My wife and I recently attempted to hike the North Fork Sauk River Loop in Glacier Peak Wilderness in Washington. We chose this hike based on the description and premier rating in the usually reliable "Don't Waste Your Time in the North Cascades" book which made this trail out to be reasonably strenuous but well maintained. Our intention was to take 4 days to hike the 29 mile loop, ascending 3000 feet to White Pass vie the North Fork Sauk River trail, then following the ridge south to Pilot Ridge, descend to the valley and exit. However, given the guide book was published in '95, some things on this trail have changed a little.
The trail remains well maintained for the first 6 miles or so from the trailhead to just beyone McKinaw shelter. This is a very pleasant hike through beautiful mature cedar groves along the rushing Sauk River. However, the trail is supposed to rapidly ascend to the ridge through a series of short switchbacks over the span of about 5 miles. This section of trail has been OBLITERATED by an avalanche schute approx. 150 yards or so wide that extends to the valley floor and partially up the opposing slope. Large trees, some more than 18" in diameter, completely obscure the trail in large, branchy clusters.
Initially, we had hoped to hit White Pass in 4 hours of reasonable paced hiking - instead, with the trail lost we attempted to bushwhack parallel to the schute to where we knew the trail would traverse the ridge. The result was 10.5 hours of steep brushy hiking from McKinaw shelter - a mere 5 miles!
While the view from the ridge and white pass are spectacular, we elected not to continue our ridge hike for many reasons - a hiker we had passed on the trail had attempted to find the ascent path to Pilot Ridge and was unsucessful, siting the trail was apparently not marked - there was still substantial snow remaining on the ridge, further obscuring the trail - and we were wary of any other unknown obstacles that would potentially make us miss our expected return date. So, back down we went, through the avalanche schute this time, for a 6.5 hour descent to Mackinaw shelter.

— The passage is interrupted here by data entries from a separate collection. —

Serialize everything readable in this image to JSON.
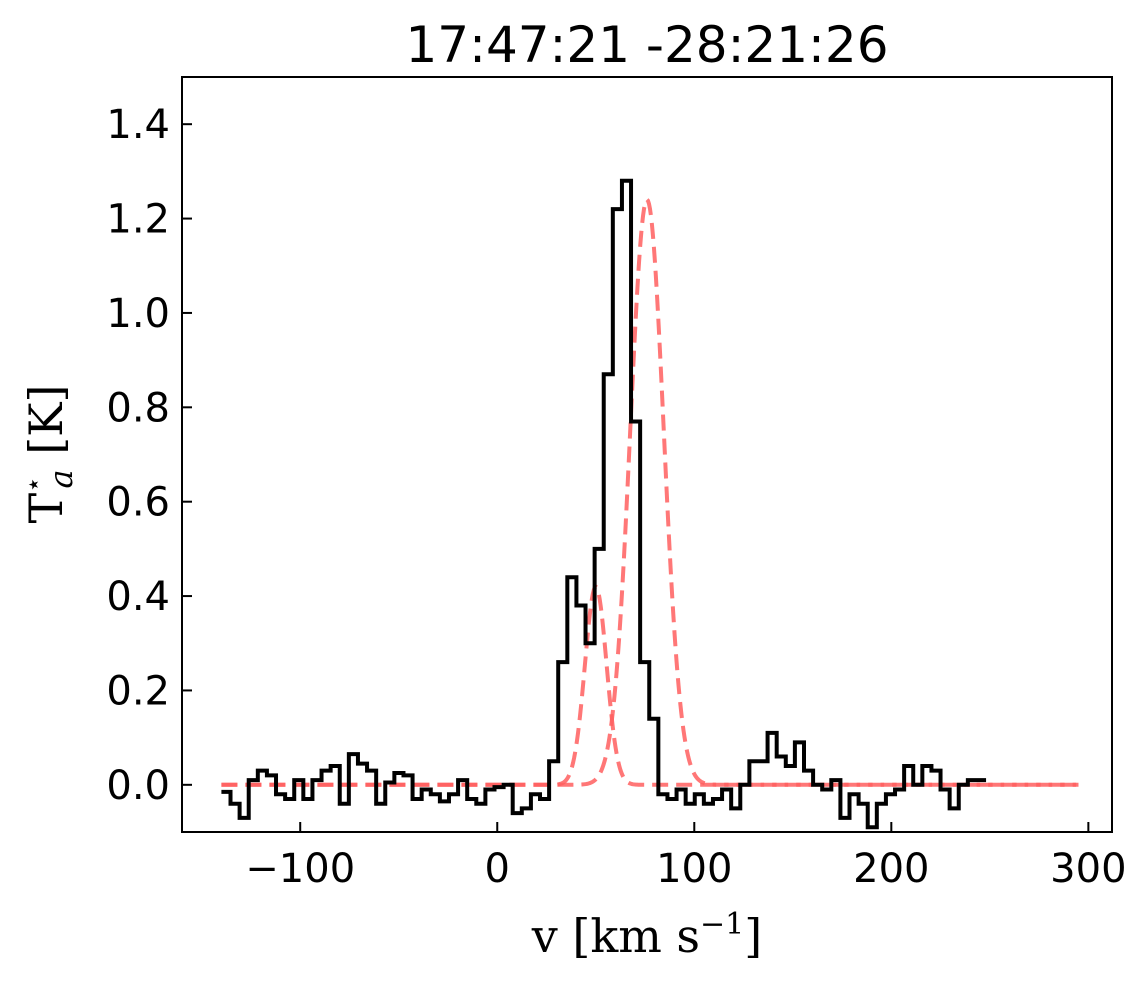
{
  "chart_data": {
    "type": "line",
    "title": "17:47:21 -28:21:26",
    "xlabel": {
      "main": "v [km s",
      "sup": "−1",
      "close": "]"
    },
    "ylabel": {
      "main": "T",
      "sup": "⋆",
      "sub": "a",
      "unit": " [K]"
    },
    "xlim": [
      -160,
      312
    ],
    "ylim": [
      -0.1,
      1.5
    ],
    "xticks": [
      -100,
      0,
      100,
      200,
      300
    ],
    "xtick_labels": [
      "−100",
      "0",
      "100",
      "200",
      "300"
    ],
    "yticks": [
      0.0,
      0.2,
      0.4,
      0.6,
      0.8,
      1.0,
      1.2,
      1.4
    ],
    "ytick_labels": [
      "0.0",
      "0.2",
      "0.4",
      "0.6",
      "0.8",
      "1.0",
      "1.2",
      "1.4"
    ],
    "grid": false,
    "series": [
      {
        "style": "step",
        "color": "#000000",
        "x_start": -140,
        "x_step": 4.62,
        "values": [
          -0.015,
          -0.04,
          -0.07,
          0.01,
          0.03,
          0.02,
          -0.02,
          -0.03,
          0.01,
          -0.03,
          0.01,
          0.03,
          0.04,
          -0.04,
          0.065,
          0.045,
          0.03,
          -0.04,
          0.005,
          0.025,
          0.02,
          -0.03,
          -0.01,
          -0.02,
          -0.035,
          -0.02,
          0.01,
          -0.03,
          -0.04,
          -0.01,
          -0.005,
          0.0,
          -0.06,
          -0.05,
          -0.02,
          -0.03,
          0.05,
          0.26,
          0.44,
          0.38,
          0.3,
          0.5,
          0.87,
          1.22,
          1.28,
          0.77,
          0.26,
          0.14,
          -0.02,
          -0.03,
          -0.01,
          -0.04,
          -0.02,
          -0.04,
          -0.03,
          -0.01,
          -0.05,
          0.0,
          0.05,
          0.05,
          0.11,
          0.06,
          0.04,
          0.09,
          0.03,
          0.0,
          -0.01,
          0.01,
          -0.07,
          -0.02,
          -0.04,
          -0.09,
          -0.04,
          -0.02,
          -0.01,
          0.04,
          0.0,
          0.04,
          0.03,
          -0.01,
          -0.05,
          0.0,
          0.01,
          0.01
        ]
      },
      {
        "style": "gaussian",
        "color": "#ff5f5f",
        "amplitude": 1.24,
        "center": 76,
        "sigma": 8.5,
        "x_range": [
          -140,
          295
        ]
      },
      {
        "style": "gaussian",
        "color": "#ff5f5f",
        "amplitude": 0.42,
        "center": 50,
        "sigma": 5.5,
        "x_range": [
          -140,
          295
        ]
      }
    ]
  }
}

I still believe this hike may be worth doing later in the season, and provided you have allocated sufficient time to negotiate the challenging maze of fallen timber and shrub growth leading to the ridge. It is unlikely this trail will be cleared anytime soon as it appeared the schute was more than a year old and, given this is dedicated wilderness, trail maintenance crews cannot use chainsaws to clear the path - only bucksaws.
Does anyone have any recommendations for reasonably clear backpacking trips in the North Cascades where I won't need to pack a Husqvarna?